Have you ever been in a situation at work or at home where you don’t trust something someone’s doing for you, and you feel you have to watch over their every step? Maybe you think you’re the only person who can do something so it gets done right - which means you take on more work than you can handle?

Or do you find yourself being suspicious of people you don’t know and you feel unsafe around them? I’m not talking about people we meet in a dark alley where it may be prudent to run; but everyday people we come across who may wish to start up a conversation. 

I got to a point in my life where I became aware that not only did I not trust anything or anyone on the outside, but I didn’t trust myself either. I didn’t trust my ability to make the ‘right’ decision, or I’d angst over a decision I had to make, in case I made the ‘wrong’ choice. 
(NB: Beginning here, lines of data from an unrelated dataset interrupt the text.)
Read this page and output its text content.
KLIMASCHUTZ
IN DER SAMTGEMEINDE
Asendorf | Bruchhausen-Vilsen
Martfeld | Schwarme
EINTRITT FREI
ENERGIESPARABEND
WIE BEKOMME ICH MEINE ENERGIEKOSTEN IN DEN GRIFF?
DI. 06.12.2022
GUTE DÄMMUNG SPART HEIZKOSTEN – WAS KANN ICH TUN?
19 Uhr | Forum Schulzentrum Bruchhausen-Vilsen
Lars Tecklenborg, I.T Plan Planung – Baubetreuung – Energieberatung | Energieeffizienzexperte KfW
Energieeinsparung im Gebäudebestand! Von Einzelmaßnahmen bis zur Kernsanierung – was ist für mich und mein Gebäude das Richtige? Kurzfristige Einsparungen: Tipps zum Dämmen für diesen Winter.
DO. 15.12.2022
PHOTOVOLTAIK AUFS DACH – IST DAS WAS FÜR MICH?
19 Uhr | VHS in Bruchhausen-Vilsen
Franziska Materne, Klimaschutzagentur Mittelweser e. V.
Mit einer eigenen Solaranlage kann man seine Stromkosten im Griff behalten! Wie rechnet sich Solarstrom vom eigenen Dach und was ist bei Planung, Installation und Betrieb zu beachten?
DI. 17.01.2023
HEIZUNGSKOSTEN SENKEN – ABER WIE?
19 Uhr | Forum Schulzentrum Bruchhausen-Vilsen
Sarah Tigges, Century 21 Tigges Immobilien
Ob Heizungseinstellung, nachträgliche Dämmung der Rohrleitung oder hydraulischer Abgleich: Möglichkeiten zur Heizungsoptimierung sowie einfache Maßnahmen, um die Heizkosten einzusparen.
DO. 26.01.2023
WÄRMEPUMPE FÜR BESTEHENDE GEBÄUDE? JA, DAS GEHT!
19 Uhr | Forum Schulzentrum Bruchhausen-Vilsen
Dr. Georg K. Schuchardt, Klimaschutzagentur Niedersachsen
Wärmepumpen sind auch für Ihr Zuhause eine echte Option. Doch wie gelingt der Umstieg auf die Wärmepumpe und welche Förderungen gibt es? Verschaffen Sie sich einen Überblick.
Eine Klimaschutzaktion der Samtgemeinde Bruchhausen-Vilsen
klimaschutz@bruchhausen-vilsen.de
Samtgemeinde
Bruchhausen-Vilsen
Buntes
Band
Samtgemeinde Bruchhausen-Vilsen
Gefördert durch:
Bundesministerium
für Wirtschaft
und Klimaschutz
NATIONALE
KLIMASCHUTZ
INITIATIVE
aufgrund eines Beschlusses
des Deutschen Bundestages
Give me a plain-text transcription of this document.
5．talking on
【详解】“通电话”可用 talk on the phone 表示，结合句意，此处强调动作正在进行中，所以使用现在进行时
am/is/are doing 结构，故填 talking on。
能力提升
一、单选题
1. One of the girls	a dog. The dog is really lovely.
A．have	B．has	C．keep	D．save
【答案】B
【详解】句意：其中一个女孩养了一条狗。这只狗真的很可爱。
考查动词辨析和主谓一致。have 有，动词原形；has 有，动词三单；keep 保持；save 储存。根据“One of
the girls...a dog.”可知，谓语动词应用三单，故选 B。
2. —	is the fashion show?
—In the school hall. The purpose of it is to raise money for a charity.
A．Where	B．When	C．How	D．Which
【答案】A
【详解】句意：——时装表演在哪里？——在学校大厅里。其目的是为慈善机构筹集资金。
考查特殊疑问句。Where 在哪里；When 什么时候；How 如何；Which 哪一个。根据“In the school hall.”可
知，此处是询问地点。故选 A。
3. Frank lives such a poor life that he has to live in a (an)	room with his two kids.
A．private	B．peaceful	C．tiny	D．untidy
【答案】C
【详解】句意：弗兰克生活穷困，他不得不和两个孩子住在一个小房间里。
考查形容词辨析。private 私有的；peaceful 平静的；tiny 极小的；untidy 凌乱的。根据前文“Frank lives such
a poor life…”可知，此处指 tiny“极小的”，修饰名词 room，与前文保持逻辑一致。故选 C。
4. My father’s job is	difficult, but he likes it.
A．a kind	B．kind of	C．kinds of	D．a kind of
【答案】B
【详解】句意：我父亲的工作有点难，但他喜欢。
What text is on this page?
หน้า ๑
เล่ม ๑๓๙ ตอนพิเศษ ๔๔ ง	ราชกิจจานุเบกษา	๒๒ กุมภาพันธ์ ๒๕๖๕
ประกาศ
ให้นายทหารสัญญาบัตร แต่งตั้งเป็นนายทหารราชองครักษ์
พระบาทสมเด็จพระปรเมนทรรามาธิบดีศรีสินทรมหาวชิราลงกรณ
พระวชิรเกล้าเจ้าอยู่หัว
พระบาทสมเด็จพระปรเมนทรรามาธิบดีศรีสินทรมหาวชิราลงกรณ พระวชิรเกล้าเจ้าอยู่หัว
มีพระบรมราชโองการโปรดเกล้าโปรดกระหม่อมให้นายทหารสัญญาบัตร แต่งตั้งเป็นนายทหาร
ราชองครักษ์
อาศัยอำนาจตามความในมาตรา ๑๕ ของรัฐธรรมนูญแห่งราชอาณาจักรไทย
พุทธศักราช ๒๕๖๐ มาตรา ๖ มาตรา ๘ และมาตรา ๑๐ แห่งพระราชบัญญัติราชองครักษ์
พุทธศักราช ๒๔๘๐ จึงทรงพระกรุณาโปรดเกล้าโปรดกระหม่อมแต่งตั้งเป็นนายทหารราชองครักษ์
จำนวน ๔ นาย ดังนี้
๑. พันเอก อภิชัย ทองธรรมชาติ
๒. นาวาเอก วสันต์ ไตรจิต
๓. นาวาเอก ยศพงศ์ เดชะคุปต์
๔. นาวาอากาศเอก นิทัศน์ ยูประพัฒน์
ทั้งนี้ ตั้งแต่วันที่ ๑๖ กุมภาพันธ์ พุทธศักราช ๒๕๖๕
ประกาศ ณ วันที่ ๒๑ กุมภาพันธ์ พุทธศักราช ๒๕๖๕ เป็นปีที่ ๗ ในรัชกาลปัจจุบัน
That was kind of scary for me. If I couldn’t trust myself, and I couldn’t trust the people around me, then who could I trust? I was constantly looking out for the next thing to go wrong, or for the next person to 'do me harm'. It was a very subtle pattern but a very debilitating one.

Luckily, I suppose you could say, the same kind of situations were repeating themselves over and over again, for me to see my mistrust and to enable me to choose for something better for myself. I wanted peace, and I began to see the fear thoughts weren’t real. By going inward and meditating, I reconnected to a greater force for good. A connection to all things - and my trust returned. It wasn't a blind trust, but a solid awareness that my world meant me no harm. It’s a much more open and exciting way to live.